2000 Compared to 1999. For the year ended December 31, 2000, European
Energy reported operating income of $84 million. European Energy reported
operating income of $12 million for the three months ended December 31, 1999. In
1999, we recorded $22 million in equity income related to REPGB for the period
from October 1, 1999 through November 30, 1999.
RETAIL ENERGY
Our Retail Energy segment provides energy products and services to end-use
customers, ranging from residential and small commercial customers to large
commercial, institutional and industrial customers. In addition, Retail Energy
provided billing, customer service, credit and collection and remittance
services to Reliant Energy's regulated electric utility and two of its natural
gas distribution divisions. The service agreement governing these services
terminated on December 31, 2001. Retail Energy charged the regulated electric
and natural gas utilities for these services at cost. We acquired approximately
1.7 million electric retail customers in the Houston metropolitan area when the
Texas market opened to competition in January 2002. During the first half of
2002, the Texas electric retail market will be largely focused on the extensive
efforts necessary to transition customers from the utilities to the affiliated
retail electric providers. We expect to expand our marketing efforts for small
residential and commercial customers (i.e., customers with an aggregate peak
demand at or below one MW) to other areas in Texas outside of the Houston
territory during the second quarter of 2002. We signed 246 contracts with large
commercial, industrial and institutional (e.g., hospitals, universities, school
systems and government agencies) customers (i.e., customers with an aggregate
peak demand of more than one MW) during 2001, with an aggregate peak electric
energy demand of approximately 3,700 MW and serving approximately 12,000 meter
locations. These customers are both in the Houston metropolitan area as well as
outside of the Houston territory. Our marketing efforts for large commercial,
industrial and institutional customers are continuing throughout the competitive
region of the Electric Reliability Council of Texas (ERCOT).
For a discussion of the factors that may affect the future results of
operations of Retail Energy, please read "-- Certain Factors Affecting Our
Future Earnings -- Factors Affecting the Results of Operations of Our Retail
Energy Operations."
The following table provides summary data regarding the results of
operations of Retail Energy for 1999, 2000 and 2001.
RETAIL ENERGY
----------------------------------
YEAR ENDED DECEMBER 31,
----------------------------------
1999 2000 2001
---- ----- -----
(IN MILLIONS)
Operating Revenues ..................... $ 34 $ 64 $ 211
Operating Expenses:
Purchased power ..................... -- -- 27
Operation and maintenance ........... 35 101 110
General and administrative .......... 12 29 76
Depreciation and amortization ....... -- 4 11
---- ----- -----
Total Operating Expenses .......... $ 47 $ 134 $ 224
---- ----- -----
Operating Loss ......................... $(13) $ (70) $ (13)
==== ===== =====
46
2001 Compared to 2000. Our Retail Energy segment's operating loss
decreased by $57 million for 2001 compared to 2000. The operating loss reduction
was primarily due to increased sales of energy and energy services to
commercial, industrial and institutional customers, partially offset by (a)
increased personnel costs and employee related costs and (b) increased costs
associated with developing an infrastructure necessary to prepare for
competition in the retail electric market in Texas.

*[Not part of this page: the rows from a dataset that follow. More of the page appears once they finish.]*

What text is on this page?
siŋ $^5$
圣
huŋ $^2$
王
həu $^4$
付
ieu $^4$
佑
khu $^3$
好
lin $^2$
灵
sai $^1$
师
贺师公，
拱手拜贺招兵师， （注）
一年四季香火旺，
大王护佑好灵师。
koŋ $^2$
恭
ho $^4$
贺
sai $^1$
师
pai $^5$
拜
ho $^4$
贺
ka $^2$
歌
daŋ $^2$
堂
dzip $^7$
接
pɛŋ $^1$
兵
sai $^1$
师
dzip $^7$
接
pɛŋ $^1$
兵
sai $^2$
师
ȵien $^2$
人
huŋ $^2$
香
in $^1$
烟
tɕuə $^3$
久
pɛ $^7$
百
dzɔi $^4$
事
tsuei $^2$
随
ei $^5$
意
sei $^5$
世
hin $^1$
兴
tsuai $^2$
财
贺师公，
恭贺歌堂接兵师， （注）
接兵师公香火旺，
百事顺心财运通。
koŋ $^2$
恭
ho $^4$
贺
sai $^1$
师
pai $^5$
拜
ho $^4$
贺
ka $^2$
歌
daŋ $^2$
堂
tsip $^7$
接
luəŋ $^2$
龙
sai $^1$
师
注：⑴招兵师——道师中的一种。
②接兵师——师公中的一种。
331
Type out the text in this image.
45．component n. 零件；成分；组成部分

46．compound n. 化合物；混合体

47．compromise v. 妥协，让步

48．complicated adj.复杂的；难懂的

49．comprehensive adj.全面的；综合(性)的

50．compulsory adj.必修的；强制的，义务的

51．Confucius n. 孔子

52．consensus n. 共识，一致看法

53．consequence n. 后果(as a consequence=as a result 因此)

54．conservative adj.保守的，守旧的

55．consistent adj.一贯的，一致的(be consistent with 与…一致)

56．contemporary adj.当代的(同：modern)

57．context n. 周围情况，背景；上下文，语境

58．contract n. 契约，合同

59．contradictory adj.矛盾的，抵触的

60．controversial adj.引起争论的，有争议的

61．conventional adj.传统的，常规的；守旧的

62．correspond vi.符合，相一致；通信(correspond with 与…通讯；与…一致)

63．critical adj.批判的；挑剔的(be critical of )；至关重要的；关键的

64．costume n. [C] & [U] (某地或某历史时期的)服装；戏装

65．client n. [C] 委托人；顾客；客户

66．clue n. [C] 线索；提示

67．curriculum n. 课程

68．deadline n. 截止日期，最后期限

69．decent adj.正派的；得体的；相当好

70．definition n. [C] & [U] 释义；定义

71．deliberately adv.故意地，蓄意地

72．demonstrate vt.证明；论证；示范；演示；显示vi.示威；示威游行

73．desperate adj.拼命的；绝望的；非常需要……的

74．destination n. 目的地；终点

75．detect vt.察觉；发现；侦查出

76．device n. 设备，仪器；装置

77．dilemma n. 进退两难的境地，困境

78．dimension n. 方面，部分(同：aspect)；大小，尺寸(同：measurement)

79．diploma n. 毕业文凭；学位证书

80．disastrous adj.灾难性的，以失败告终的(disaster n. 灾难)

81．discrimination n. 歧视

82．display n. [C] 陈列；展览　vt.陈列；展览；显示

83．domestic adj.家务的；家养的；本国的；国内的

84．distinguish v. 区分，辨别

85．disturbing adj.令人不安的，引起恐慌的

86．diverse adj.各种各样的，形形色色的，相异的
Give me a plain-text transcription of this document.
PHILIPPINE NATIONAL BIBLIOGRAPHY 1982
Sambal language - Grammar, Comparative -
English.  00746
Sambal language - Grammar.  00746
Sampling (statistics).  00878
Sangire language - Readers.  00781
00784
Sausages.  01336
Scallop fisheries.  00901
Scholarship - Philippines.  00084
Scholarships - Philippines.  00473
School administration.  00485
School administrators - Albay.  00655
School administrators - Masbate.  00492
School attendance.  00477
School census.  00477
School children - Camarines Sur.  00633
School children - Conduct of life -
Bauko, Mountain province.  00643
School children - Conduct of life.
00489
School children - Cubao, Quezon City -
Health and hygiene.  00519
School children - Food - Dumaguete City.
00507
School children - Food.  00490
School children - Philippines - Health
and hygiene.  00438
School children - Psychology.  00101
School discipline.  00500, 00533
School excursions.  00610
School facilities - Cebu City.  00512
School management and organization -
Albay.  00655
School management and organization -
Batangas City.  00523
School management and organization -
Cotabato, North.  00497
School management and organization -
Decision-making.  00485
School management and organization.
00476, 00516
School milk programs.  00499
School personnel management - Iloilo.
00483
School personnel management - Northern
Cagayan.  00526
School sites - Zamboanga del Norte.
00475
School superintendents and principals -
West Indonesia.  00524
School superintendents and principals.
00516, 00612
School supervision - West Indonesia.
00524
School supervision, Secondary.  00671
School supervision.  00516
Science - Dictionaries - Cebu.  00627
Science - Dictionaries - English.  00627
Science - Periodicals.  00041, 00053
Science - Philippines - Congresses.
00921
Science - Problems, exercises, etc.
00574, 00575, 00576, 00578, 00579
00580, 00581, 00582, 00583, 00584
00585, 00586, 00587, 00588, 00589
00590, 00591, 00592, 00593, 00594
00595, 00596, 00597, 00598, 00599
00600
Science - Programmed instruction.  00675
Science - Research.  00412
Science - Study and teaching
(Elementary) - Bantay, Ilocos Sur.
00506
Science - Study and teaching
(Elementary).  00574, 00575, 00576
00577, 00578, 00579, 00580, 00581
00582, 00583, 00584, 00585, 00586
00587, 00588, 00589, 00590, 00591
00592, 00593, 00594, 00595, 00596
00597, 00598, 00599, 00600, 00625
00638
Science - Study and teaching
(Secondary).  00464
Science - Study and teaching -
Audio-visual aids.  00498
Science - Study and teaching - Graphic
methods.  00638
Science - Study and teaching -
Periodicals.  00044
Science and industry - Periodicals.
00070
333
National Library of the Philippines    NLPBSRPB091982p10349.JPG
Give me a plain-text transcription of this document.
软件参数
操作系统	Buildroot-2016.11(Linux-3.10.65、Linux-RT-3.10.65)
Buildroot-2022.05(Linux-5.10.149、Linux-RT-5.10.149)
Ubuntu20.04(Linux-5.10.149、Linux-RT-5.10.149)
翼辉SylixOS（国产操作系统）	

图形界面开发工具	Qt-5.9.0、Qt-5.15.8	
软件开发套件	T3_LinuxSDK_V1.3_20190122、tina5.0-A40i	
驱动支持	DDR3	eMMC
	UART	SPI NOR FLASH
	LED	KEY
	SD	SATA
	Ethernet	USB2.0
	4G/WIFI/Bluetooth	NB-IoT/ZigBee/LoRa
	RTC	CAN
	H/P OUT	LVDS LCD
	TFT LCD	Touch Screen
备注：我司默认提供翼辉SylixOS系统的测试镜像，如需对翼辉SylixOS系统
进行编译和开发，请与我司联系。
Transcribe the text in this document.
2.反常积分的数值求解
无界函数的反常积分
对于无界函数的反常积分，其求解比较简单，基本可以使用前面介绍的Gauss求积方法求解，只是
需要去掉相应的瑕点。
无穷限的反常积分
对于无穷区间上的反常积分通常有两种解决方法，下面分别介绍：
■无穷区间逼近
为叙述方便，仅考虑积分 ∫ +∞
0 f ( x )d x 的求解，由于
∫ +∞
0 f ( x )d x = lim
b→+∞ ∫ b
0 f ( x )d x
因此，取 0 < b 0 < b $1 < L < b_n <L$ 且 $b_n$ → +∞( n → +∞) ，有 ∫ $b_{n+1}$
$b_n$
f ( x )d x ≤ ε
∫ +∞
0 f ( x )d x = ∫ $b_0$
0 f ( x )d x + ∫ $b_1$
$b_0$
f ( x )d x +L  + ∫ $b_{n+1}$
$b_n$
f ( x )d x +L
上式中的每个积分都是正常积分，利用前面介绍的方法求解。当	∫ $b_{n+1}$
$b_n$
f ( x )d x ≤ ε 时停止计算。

Contracted energy sales to
large commercial, industrial and institutional customers are accounted for under
the mark-to-market method of accounting. These energy contracts are recorded at
fair value in revenue upon contract execution. The net changes in their market
values are recognized in the income statement in revenue in the period of the
change. During 2001, our Retail Energy segment recognized $74 million of
mark-to-market revenues related to commercial, industrial and institutional
energy contracts of which $73 million relates to energy that will be supplied in
future periods ranging from one to three years.
Operating revenues increased by $147 million for 2001 compared to 2000
largely due to increased revenues from sales of energy and energy services to
large commercial, industrial and institutional customers, as well as increased
revenues for the billing and remittance services provided to Reliant Energy.
Purchased power expenses increased by $27 million in 2001 primarily due to a $22
million increase in wholesale electricity purchases and a $5 million increase in
the cost of transmission service both related to the Texas retail pilot program
during the last half of 2001. Our Wholesale Energy segment purchases and manages
Retail Energy's wholesale purchased power requirements needed to fulfill its
retail energy commitments. The Wholesale Energy segment charges Retail Energy
for the purchased power at its actual cost and charges an administrative fee for
such service.
Operations and maintenance costs increased by $9 million and general and
administrative expenses increased $47 million in 2001 as compared to 2000,
primarily due to increased personnel and employee-related costs and costs
related to building an infrastructure necessary to prepare for competition in
the retail electric market in Texas totaling $35 million and increased costs
incurred in performing billing, customer service, credit and collections and
remittance service for Reliant Energy of $31 million.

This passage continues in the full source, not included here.